リバプールは歴史的な港湾施設で知られるが、奴隷制度の上に富を築いた町でもある。
ユネスコ世界遺産委員会は中国福建省で開かれている会合で、新しい都市開発によってリバプールの歴史的価値が大きく損なわれたと判断した。
リバプールはこれまで、ユネスコの「危機にさらされている世界遺産リスト」に登録された53遺産の1つだった。世界遺産に登録されたのは2004年、危機リストに登録されたのは12年。危機リストにはほかにも、ペルーのマチュピチュやエジプト・ギザのピラミッド、ギリシャのアクロポリスなど世界的に有名な観光地が含まれる。
ユネスコはリバプールについて「卓越した普遍的価値を伝える特性が、取り返しのつかない形で損なわれた」として、世界遺産登録の取り消しを発表した。
具体的には港湾地区で10年前から計画されている再開発計画「リバプール・ウォーターズ」について、「同地の真正性と完全性を損なわせる」とした。
同計画には集合住宅やオフィス、商店、ホテルなどの建設が盛り込まれている。
これに対して地元住民は、雇用創出のために再開発計画は不可欠だと訴えている。
リバプールのジョアンヌ・アンダーソン市長は「著しい落胆と憂慮」を表明し、ユネスコの検証は不十分だと主張。

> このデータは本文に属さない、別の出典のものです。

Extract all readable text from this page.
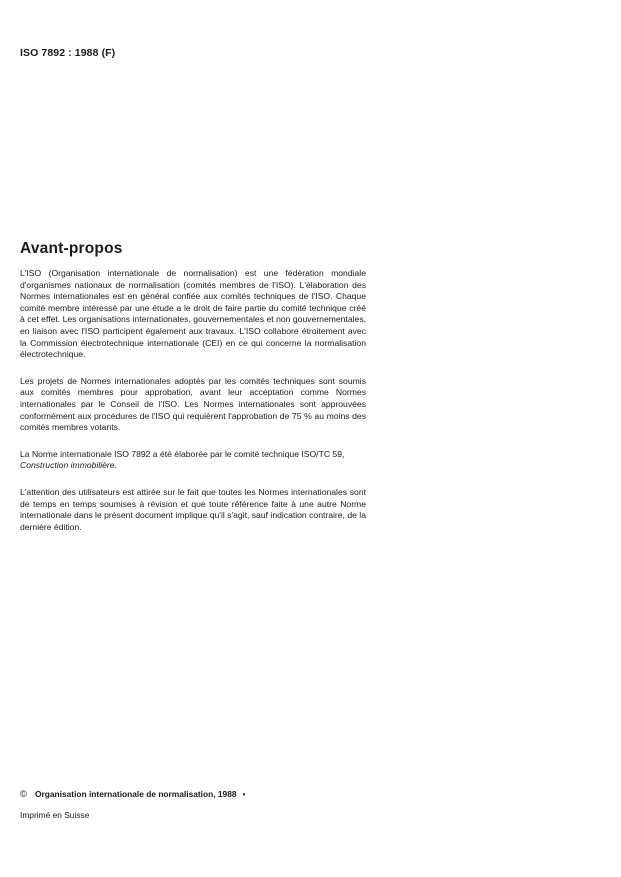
ISO 7892 : 1988 (F)
Avant-propos

L'ISO (Organisation internationale de normalisation) est une fédération mondiale d'organismes nationaux de normalisation (comités membres de l'ISO). L'élaboration des Normes internationales est en général confiée aux comités techniques de l'ISO. Chaque comité membre intéressé par une étude a le droit de faire partie du comité technique créé à cet effet. Les organisations internationales, gouvernementales et non gouvernementales, en liaison avec l'ISO participent également aux travaux. L'ISO collabore étroitement avec la Commission électrotechnique internationale (CEI) en ce qui concerne la normalisation électrotechnique.

Les projets de Normes internationales adoptés par les comités techniques sont soumis aux comités membres pour approbation, avant leur acceptation comme Normes internationales par le Conseil de l'ISO. Les Normes internationales sont approuvées conformément aux procédures de l'ISO qui requièrent l'approbation de 75 % au moins des comités membres votants.

La Norme internationale ISO 7892 a été élaborée par le comité technique ISO/TC 59,
Construction immobilière.

L'attention des utilisateurs est attirée sur le fait que toutes les Normes internationales sont de temps en temps soumises à révision et que toute référence faite à une autre Norme internationale dans le présent document implique qu'il s'agit, sauf indication contraire, de la dernière édition.

© Organisation internationale de normalisation, 1988 •
Imprimé en Suisse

今回の決定は「完全に間違っている」として不服の申し立ても検討する方針だが、「何があろうとリバプールはこれからもずっと世界遺産都市だ」と強調した。
ユネスコ世界遺産委員会は今後、イタリアのベネチアやオーストラリアのグレートバリアリーフといった世界的な観光地についても危機遺産に登録すべきかどうか検討する。